Зеркало. Елена Крюкова
она мою руку чуть не сломала, оттолкнула, вопит: жри сама свои таблетки!..
– Зинка, а может… это… ей полечиться лечь?..
– Панечка!.. Панечка!.. Разве нашу жизнь вылечишь!..
«…Я выплыла в людское море…»
…Я выплыла в людское море
Из этой гавани табачной,
Где керосином пахнет горе
И в праздники – целуют смачно.
Я вышла – кочегар метели —
Из этой человечьей топки,
Из этой раскладной постели,
Где двое спят валетом знобким.
Я вылетела —
В дикий Космос —
Из ледяного умыванья
Под рукомойником раскосым,
Из скипидаром – растиранья
При зимней огненной простуде,
Из общих коридоров жалких,
Смеясь и плача,
Вышла в люди
Из той людской, где все – вповалку.
– Игнатьевна!.. Ты че там скрючилась в три погибели?.. У тебя керогаз, што ль, не зажигатся?.. Дай помогу…
– Ну, помоги… Че двигашь меня локтем-от: локоть твой больно острый.

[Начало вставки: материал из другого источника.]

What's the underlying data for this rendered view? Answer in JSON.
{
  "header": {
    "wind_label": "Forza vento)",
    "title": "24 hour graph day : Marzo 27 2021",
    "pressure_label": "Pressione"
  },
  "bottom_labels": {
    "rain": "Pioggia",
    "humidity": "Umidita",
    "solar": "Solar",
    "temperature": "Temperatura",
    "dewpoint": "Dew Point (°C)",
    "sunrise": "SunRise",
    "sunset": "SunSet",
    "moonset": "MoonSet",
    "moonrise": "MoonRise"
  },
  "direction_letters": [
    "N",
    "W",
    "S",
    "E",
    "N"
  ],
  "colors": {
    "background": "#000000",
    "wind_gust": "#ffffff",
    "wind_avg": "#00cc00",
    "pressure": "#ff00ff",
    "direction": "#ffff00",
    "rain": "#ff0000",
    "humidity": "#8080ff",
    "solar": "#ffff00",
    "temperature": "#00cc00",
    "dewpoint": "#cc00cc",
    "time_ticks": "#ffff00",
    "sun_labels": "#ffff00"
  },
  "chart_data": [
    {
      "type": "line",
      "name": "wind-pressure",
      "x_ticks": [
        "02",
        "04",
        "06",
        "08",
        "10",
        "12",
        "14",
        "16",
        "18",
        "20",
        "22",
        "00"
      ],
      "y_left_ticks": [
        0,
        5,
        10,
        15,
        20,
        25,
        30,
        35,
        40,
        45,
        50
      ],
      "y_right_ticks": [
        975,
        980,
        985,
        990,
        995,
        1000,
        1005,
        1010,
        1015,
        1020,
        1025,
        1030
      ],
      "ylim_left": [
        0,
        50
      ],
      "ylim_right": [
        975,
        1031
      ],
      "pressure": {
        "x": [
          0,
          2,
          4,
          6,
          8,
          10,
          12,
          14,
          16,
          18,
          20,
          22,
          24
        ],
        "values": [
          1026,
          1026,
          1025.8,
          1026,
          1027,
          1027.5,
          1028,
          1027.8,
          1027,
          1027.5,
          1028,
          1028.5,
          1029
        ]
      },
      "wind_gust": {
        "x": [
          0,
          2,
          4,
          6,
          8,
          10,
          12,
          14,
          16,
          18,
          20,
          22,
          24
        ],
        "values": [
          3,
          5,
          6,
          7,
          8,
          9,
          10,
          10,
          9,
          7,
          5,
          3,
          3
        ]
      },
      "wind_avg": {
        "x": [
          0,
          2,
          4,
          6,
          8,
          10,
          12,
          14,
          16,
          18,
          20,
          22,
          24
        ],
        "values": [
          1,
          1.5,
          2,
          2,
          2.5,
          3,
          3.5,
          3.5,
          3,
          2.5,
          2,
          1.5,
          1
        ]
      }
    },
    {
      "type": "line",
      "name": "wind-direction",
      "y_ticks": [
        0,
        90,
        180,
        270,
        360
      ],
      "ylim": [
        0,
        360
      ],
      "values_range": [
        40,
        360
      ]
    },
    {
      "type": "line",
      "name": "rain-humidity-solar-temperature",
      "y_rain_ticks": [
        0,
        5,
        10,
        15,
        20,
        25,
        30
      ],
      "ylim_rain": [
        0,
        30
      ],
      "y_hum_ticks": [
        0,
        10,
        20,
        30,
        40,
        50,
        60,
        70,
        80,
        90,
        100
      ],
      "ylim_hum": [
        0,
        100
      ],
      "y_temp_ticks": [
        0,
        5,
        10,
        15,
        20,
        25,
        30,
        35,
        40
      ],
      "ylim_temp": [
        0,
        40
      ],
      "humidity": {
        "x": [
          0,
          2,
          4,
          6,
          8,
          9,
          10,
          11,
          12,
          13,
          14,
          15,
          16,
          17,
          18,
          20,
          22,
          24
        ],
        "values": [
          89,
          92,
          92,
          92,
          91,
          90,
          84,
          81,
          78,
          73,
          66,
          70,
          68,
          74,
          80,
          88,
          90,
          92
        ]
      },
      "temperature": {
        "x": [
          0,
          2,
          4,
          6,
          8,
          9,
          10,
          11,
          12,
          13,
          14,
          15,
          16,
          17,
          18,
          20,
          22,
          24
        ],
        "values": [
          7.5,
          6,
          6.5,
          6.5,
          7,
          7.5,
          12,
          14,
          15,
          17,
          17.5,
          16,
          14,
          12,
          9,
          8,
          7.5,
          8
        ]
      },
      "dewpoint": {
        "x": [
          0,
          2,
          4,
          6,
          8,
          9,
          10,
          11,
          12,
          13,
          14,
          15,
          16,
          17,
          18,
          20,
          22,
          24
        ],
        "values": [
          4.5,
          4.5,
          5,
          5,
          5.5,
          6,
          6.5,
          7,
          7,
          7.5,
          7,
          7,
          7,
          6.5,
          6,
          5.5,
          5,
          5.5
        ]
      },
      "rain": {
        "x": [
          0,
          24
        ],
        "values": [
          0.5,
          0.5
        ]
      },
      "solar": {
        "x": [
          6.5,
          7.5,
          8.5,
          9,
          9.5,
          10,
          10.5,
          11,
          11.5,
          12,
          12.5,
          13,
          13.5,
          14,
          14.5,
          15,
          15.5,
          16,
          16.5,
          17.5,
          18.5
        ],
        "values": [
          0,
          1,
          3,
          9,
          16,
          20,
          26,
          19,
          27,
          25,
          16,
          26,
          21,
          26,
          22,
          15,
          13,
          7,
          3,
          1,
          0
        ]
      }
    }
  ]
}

Костыль прямо…
– Да потому што отойди. Чай, свет заслоняшь.
– Чай, весь не заслоню.
– Ну вот и все. Зажгла я тебе твою бандуру. Че варить-то собралась?
– Не суй нос… Чай, все то же: макароны.
– Растолстеешь, Киселева!..
– Може, в гробу и поправлюся… Мясца хочу… Зубов нету – не угрызу уже… А молодые зубки были – ох, жилы перегрызала!..
– Ну, ну, Киселева. Че реветь-то. Вари свое спагетти.
– Да уж сварю как-нито… А керогаз-то как пылат! Как сдурел… Огонь, огонь-то какой… Огонь-то… какой…
Киселиха ставит свечу перед иконой
Огонь! Из лодкою сложенных рук —
Огонь к закопченной иконе
Так рвется!.. – проросший и бешеный лук
Из тьмы черноземных ладоней…
Забыла совсем я, сколь, старой, мне лет
Пробило вчерась, намедни…
Сварила, сварила свой поздний обед,
Сходила к ранней обедне.
Вчерась раздеваюсь – да што ж это, ба!.. —
Гляжу – в гимнастерке… в лампасах… —
Как муж мой покойник!.. Во фрунт – голытьба
Вокруг офицерского баса…
Замучили Федю, два дула – к виску,
А я, молодая жененка,
Я всех революций срамную тоску
Кляла одичало и звонко!
Орала по улицам и площадям,
Какие вы есть, комиссары!..
Работа – рабочим, овес – лошадям,
А «бывшим» – сосновые нары…
Я двадцать пять лет оттрубила как штык!
При шмонах – смеялася лихо…
Твой рот к непотребной молитве привык,
Подстилка, раба, Киселиха…
Ну, выпустили – как линя – в водоем!